The French take food presentation very seriously. It’s art. Go to a French restaurant and chances are, your order will be beautifully displayed and you’ll pause to admire it before picking up your knife and fork to start eating it (unless you’re really hungry of course). In the kitchen, presentation is a big deal. Sure, you can make a chateaubriand that tastes great, but if it looks terrible in presentation on the plate, who would want to eat it? It would show bad on the kitchen and even worse on the chef. Slap it onto a plate with a few smears of stray sauce and throw on a few potatoes and shove it out of the kitchen, you’d be guaranteed a disappointed diner and, in these days of instant Internet reviews and pictures online of meals, you’d be sure that word would get around and the number of customers would drop.
The same thing is true in French stores.

Christmas gingerbread

Christmas gingerbreads at the Christmas Market along the Champs Elysees

Look at the window displays. It’s not just a paper sign giving their hours. It’s a literal cornucopia of their holiday offerings. If they don’t tempt you to go inside, at the very least, you’ll think about how beautiful the food looked.

Laduree's windows of macarons

Laduree’s holiday macaron window display along the Champs Elysees

One of the biggest themes I took away from seeing these beautifully arranged windows, buying the meticulously arranged and presented boxes of chocolates or candies or sitting down to a plate of amazing looking food was this – they actually care about their food. And not only do they care about the product going into the boxes or bags or plates, they respect it.

I really would have no trouble serving myself.  Really.  *ahem*

Macarons ready for the choosing at Larnicol

Think about it.

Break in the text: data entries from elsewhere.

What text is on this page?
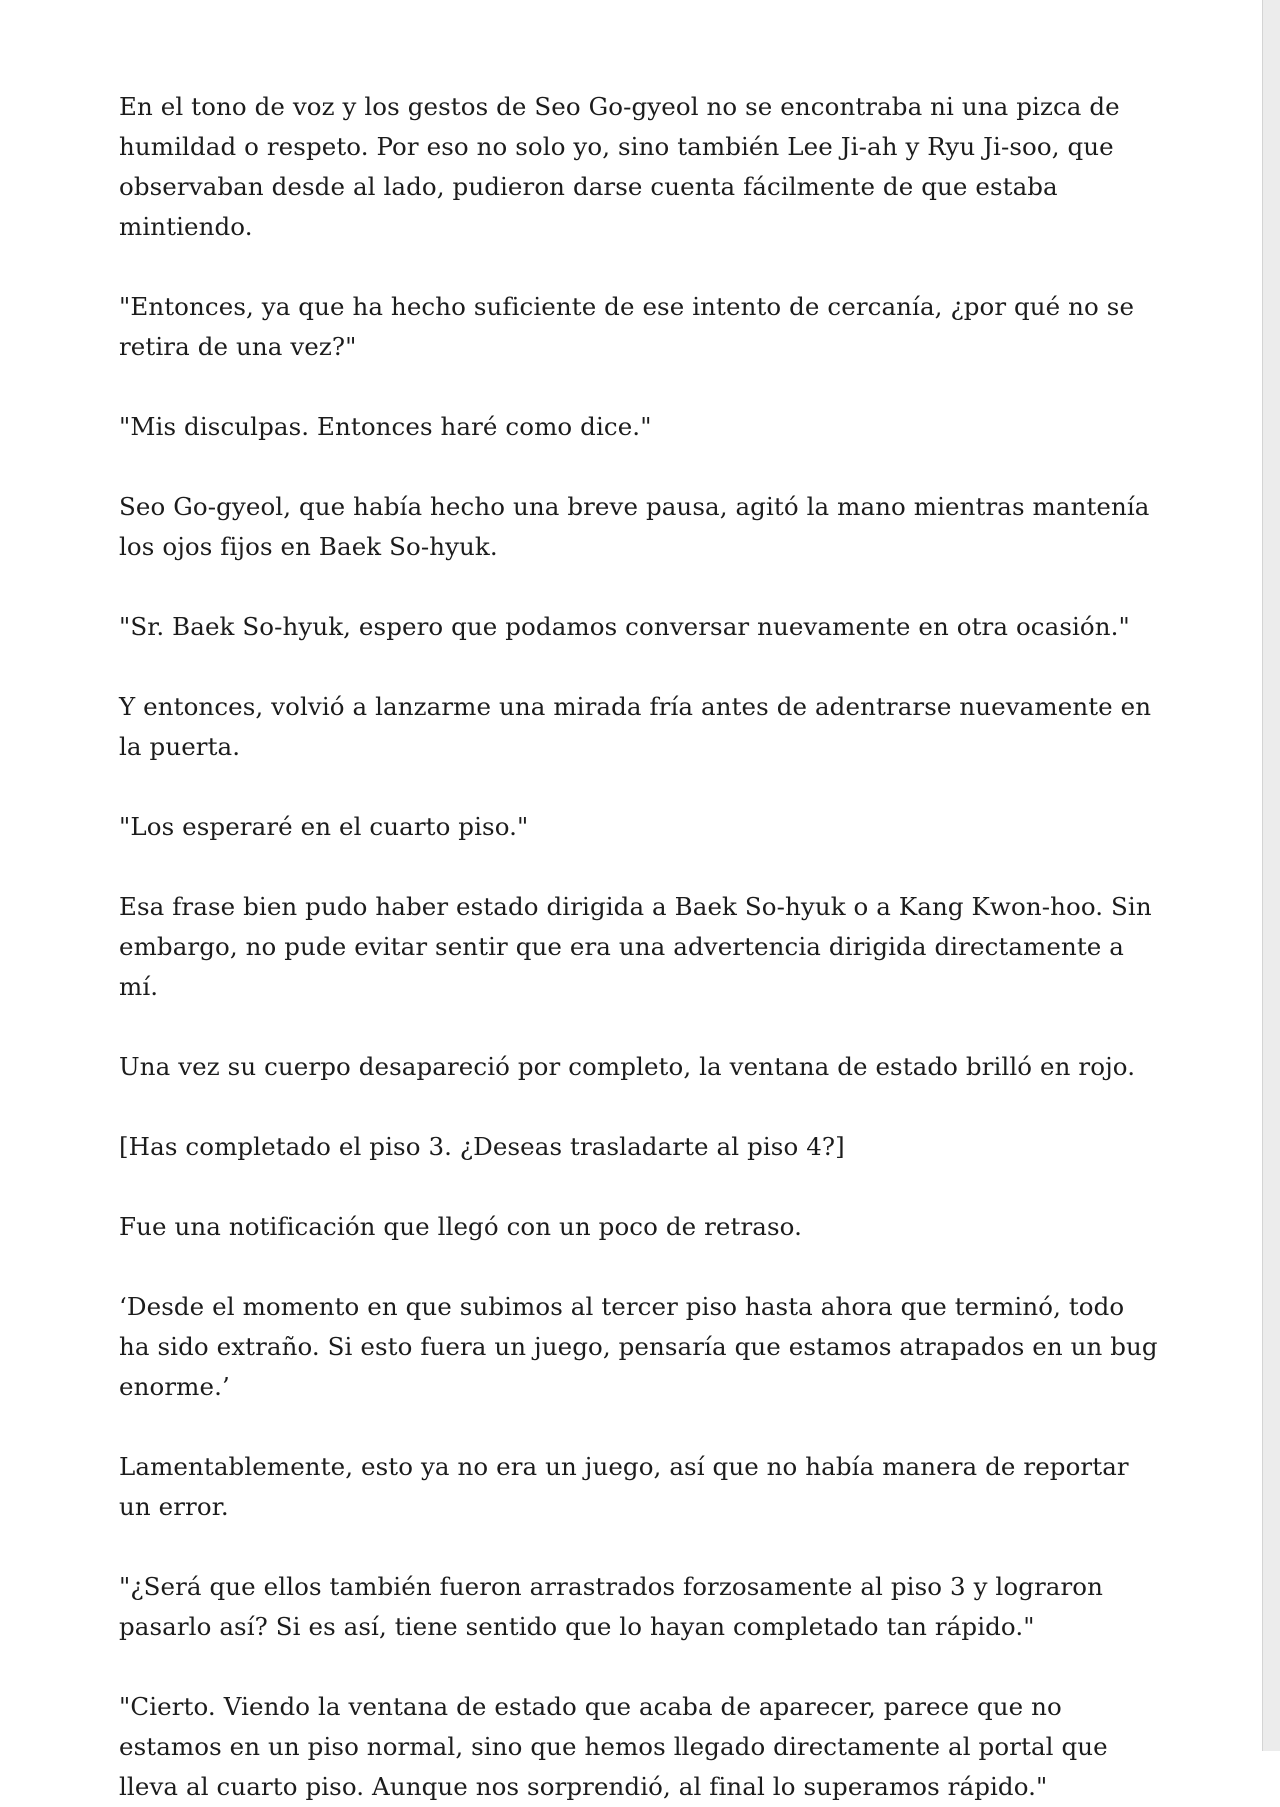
En el tono de voz y los gestos de Seo Go-gyeol no se encontraba ni una pizca de humildad o respeto. Por eso no solo yo, sino también Lee Ji-ah y Ryu Ji-soo, que observaban desde al lado, pudieron darse cuenta fácilmente de que estaba mintiendo.

"Entonces, ya que ha hecho suficiente de ese intento de cercanía, ¿por qué no se retira de una vez?"

"Mis disculpas. Entonces haré como dice."

Seo Go-gyeol, que había hecho una breve pausa, agitó la mano mientras mantenía los ojos fijos en Baek So-hyuk.

"Sr. Baek So-hyuk, espero que podamos conversar nuevamente en otra ocasión."

Y entonces, volvió a lanzarme una mirada fría antes de adentrarse nuevamente en la puerta.

"Los esperaré en el cuarto piso."

Esa frase bien pudo haber estado dirigida a Baek So-hyuk o a Kang Kwon-hoo. Sin embargo, no pude evitar sentir que era una advertencia dirigida directamente a mí.

Una vez su cuerpo desapareció por completo, la ventana de estado brilló en rojo.

[Has completado el piso 3. ¿Deseas trasladarte al piso 4?]

Fue una notificación que llegó con un poco de retraso.

‘Desde el momento en que subimos al tercer piso hasta ahora que terminó, todo ha sido extraño. Si esto fuera un juego, pensaría que estamos atrapados en un bug enorme.’

Lamentablemente, esto ya no era un juego, así que no había manera de reportar un error.

"¿Será que ellos también fueron arrastrados forzosamente al piso 3 y lograron pasarlo así? Si es así, tiene sentido que lo hayan completado tan rápido."

"Cierto. Viendo la ventana de estado que acaba de aparecer, parece que no estamos en un piso normal, sino que hemos llegado directamente al portal que lleva al cuarto piso. Aunque nos sorprendió, al final lo superamos rápido."
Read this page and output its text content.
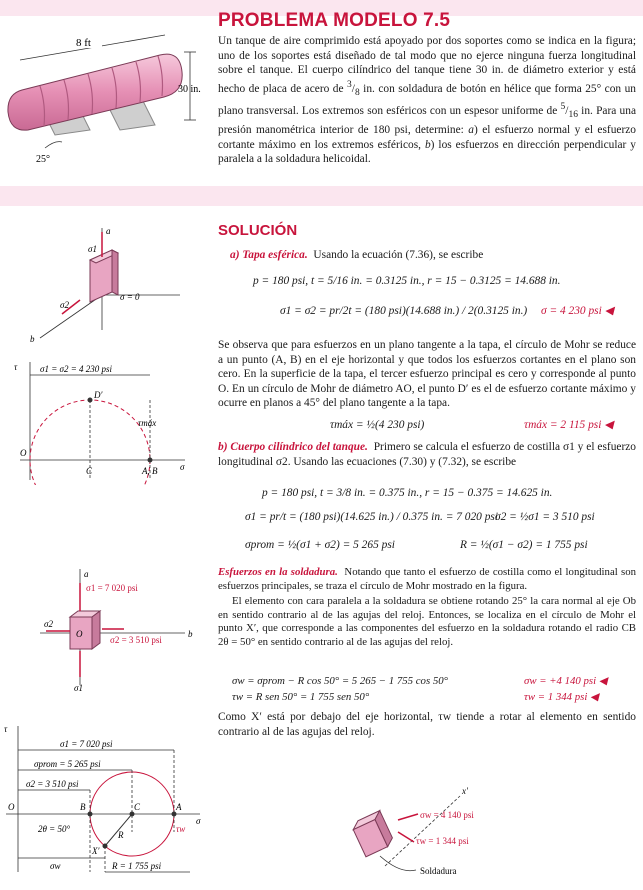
PROBLEMA MODELO 7.5
Un tanque de aire comprimido está apoyado por dos soportes como se indica en la figura; uno de los soportes está diseñado de tal modo que no ejerce ninguna fuerza longitudinal sobre el tanque. El cuerpo cilíndrico del tanque tiene 30 in. de diámetro exterior y está hecho de placa de acero de $^3/_8$ in. con soldadura de botón en hélice que forma 25° con un plano transversal. Los extremos son esféricos con un espesor uniforme de $^5/_{16}$ in. Para una presión manométrica interior de 180 psi, determine: a) el esfuerzo normal y el esfuerzo cortante máximo en los extremos esféricos, b) los esfuerzos en dirección perpendicular y paralela a la soldadura helicoidal.
8 ft
30 in.
25°
SOLUCIÓN
a) Tapa esférica. Usando la ecuación (7.36), se escribe
p = 180 psi, t = 5/16 in. = 0.3125 in., r = 15 − 0.3125 = 14.688 in.
σ1 = σ2 = pr/2t = (180 psi)(14.688 in.) / 2(0.3125 in.) σ = 4 230 psi ◀
Se observa que para esfuerzos en un plano tangente a la tapa, el círculo de Mohr se reduce a un punto (A, B) en el eje horizontal y que todos los esfuerzos cortantes en el plano son cero. En la superficie de la tapa, el tercer esfuerzo principal es cero y corresponde al punto O. En un círculo de Mohr de diámetro AO, el punto D′ es el de esfuerzo cortante máximo y ocurre en planos a 45° del plano tangente a la tapa.
τmáx = ½(4 230 psi)	τmáx = 2 115 psi ◀
b) Cuerpo cilíndrico del tanque. Primero se calcula el esfuerzo de costilla σ1 y el esfuerzo longitudinal σ2. Usando las ecuaciones (7.30) y (7.32), se escribe
p = 180 psi, t = 3/8 in. = 0.375 in., r = 15 − 0.375 = 14.625 in.
σ1 = pr/t = (180 psi)(14.625 in.) / 0.375 in. = 7 020 psi
σ2 = ½σ1 = 3 510 psi
σprom = ½(σ1 + σ2) = 5 265 psi	R = ½(σ1 − σ2) = 1 755 psi
Esfuerzos en la soldadura. Notando que tanto el esfuerzo de costilla como el longitudinal son esfuerzos principales, se traza el círculo de Mohr mostrado en la figura.
El elemento con cara paralela a la soldadura se obtiene rotando 25° la cara normal al eje Ob en sentido contrario al de las agujas del reloj. Entonces, se localiza en el círculo de Mohr el punto X′, que corresponde a las componentes del esfuerzo en la soldadura rotando el radio CB 2θ = 50° en sentido contrario al de las agujas del reloj.
σw = σprom − R cos 50° = 5 265 − 1 755 cos 50°	σw = +4 140 psi ◀
τw = R sen 50° = 1 755 sen 50°	τw = 1 344 psi ◀
Como X′ está por debajo del eje horizontal, τw tiende a rotar al elemento en sentido contrario al de las agujas del reloj.
a
b
σ1
σ2
σ = 0
τ
σ
σ1 = σ2 = 4 230 psi
D′
τmáx
O
C	A, B
a
b
σ1 = 7 020 psi
σ2 = 3 510 psi
σ2
σ1
O
τ
σ
σ1 = 7 020 psi
σprom = 5 265 psi
σ2 = 3 510 psi
O	B	C	A
2θ = 50°
R
X′
τw
σw	R = 1 755 psi
x′
σw = 4 140 psi
τw = 1 344 psi
Soldadura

When you go to a store and ask for a dozen rolls, what do you take away from the experience? If someone just throws them into a bag, twists it and shoves it to you and says, “That’ll be $2.99,” what do you walk out of the store thinking? Do you think anything of it at all? Now say you walk into a store, ask for a dozen rolls that are carefully placed into a box, sealed with a sticker giving the name and address of the bakery and it’s carefully passed to you as if live chicks were inside. That should tell you that not only does the person behind the counter respect the product that’s coming out of the back, but believes in it enough to treat it with care (and hopefully you will too as you take it home).

Another example of that awesome packaging

Box of chocolate paves from Michel Chaudun, sealed shut with ribbon and a wax seal

If there’s enough respect and care for the food as it goes out of the store, then chances are there’s a lot of respect and care going into it as it’s made. And trust me. When it comes to food, the French know when something isn’t made with care. An éclair made without real cream? Bread made from frozen dough rather than made by hand in the store? Trying to serve products like that to customers would be suicide for a store. Not only would it make you look cheap, but it would show disrespect – to the customer and to the very trade that they are practicing.

Laurent Dubois’ cheese creations at Place Maubert

It’s a lesson that we could learn in the US. Maybe if we came to appreciate the aesthetics of our food more, and even enjoy the little luxuries of a wonderful pastry or loaf of bread, properly and lovingly made, maybe there wouldn’t be a problem with obesity or overeating. Maybe if we felt satisfied with our experience in eating a fabulous piece of tart or cake, we wouldn’t feel the need to mindlessly eat a box of cookies that had never been touched by human hands as they came out of the factory.

Quite literally, we’ve lost touch with our food.